À l’occasion d’un voyage d’étude organisé par l’Institut de l’élevage en février dernier, les productions ovine et bovine néo-zélandaises se sont dévoilées.

Parmi les plus gros exportateurs mondiaux de viande ovine, la Nouvelle-Zélande est en proie depuis quelques années déjà à un déclin de sa filière. Le cheptel ne cesse de baisser : entre 1985 et 2022, il a diminué de 63 %, soit de 42 à 26 millions de têtes. Cette baisse structurelle s’explique principalement par une compétition accrue pour les terres avec d’autres activités d’élevage et notamment les bovins laitiers, qui se sont très fortement développés depuis les années 1980. Bien plus rémunérateur que les élevages ovins et bovins allaitants, l’élevage laitier a grandi à une vitesse folle et s’est vu attribuer les terres où l’herbe est la plus grasse et abondante. Les ovins et bovins allaitants se trouvent contraints de valoriser des terres plus difficiles.

Des élevages ovins toujours combinés à du bovin

Les élevages ovins sont mixtes, toujours conjugués avec des bovins allaitants et parfois même aussi des bovins laitiers (ces derniers étant toutefois installés sur d’autres terres). Les moutons prennent de la place mais ne rapportent rien, nous a-t-on confiés. Pour s’en sortir financièrement, les éleveurs ovins comptent sur d’autres activités plus rentables.

La race que nous avons le plus fréquemment rencontrée lors du voyage d’étude, organisé par l’Institut de l’élevage en février 2023, est la Romney. Elle est issue des îles britanniques, ramenée par les colons en Nouvelle-Zélande.

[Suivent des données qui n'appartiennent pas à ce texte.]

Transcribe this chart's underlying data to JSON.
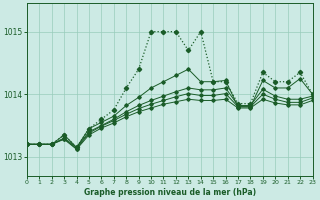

Nous sommes arrivés sur une période de tonte et avons pu profiter de l’impressionnant travail des « shearers », tondeurs professionnels qui se déplacent d’élevage en élevage. Étant donné la dimension importante des cheptels en Nouvelle-Zélande, les élevages possèdent leur propre salle de tonte équipée dans laquelle les tondeurs viennent travailler en prestation de service quand c’est nécessaire. Comme partout ailleurs, la laine néo-zélandaise est très mal valorisée et sa vente parvient à peine à rembourser les frais de tonte. Les ovins des exploitations visitées étaient traités contre des mouches australiennes qui pondent dans leur chair, sous la laine, faisant pourrir les tissus.

Un système sans bâtiment d’élevage

Dans l’un des élevages de l’île du Sud visités, qui élève à la fois des ovins (12 000 brebis Romney), des bovins allaitants (1 200 vaches Angus), des vaches laitières (deux fermes ailleurs, plus lointaines, avec des Kiwis : Jersiaises x Prim’Holstein) et fait aussi de la foresterie, le chargement ovin est faible. On compte entre 3 et 10 brebis suitées par hectare selon la pente du terrain et la conduite est plutôt extensive. Il y a des pâtures irriguées en plaines et d’autres en collines qui sont des terres plus pauvres, que les ovins et bovins allaitants valorisent. Les 900 hectares de plaines irriguées sont pour l’hivernage des ruminants qui viennent paître sur de l’orge, du maïs ensilage pour les vaches laitières et pour la finition de quelques bovins retardataires pour passer l’hiver. On compte aussi dans ces surfaces du navet, de la luzerne, de la betterave, du chou pour les agnelles de remplacement et quelques agneaux pas bien finis mais qui sont normalement vendus plus tôt. Les vaches et brebis restent dans les collines. Ce sont des sols très fertiles sur lesquels ils font venir paître les animaux à engraisser, plutôt que de récolter et redistribuer ensuite. Il n’y a pas d’étable ou de bergerie. Les seuls bâtiments sont pour le stockage du matériel, de produits vétérinaires et phytosanitaires, les machines et le local de tonte.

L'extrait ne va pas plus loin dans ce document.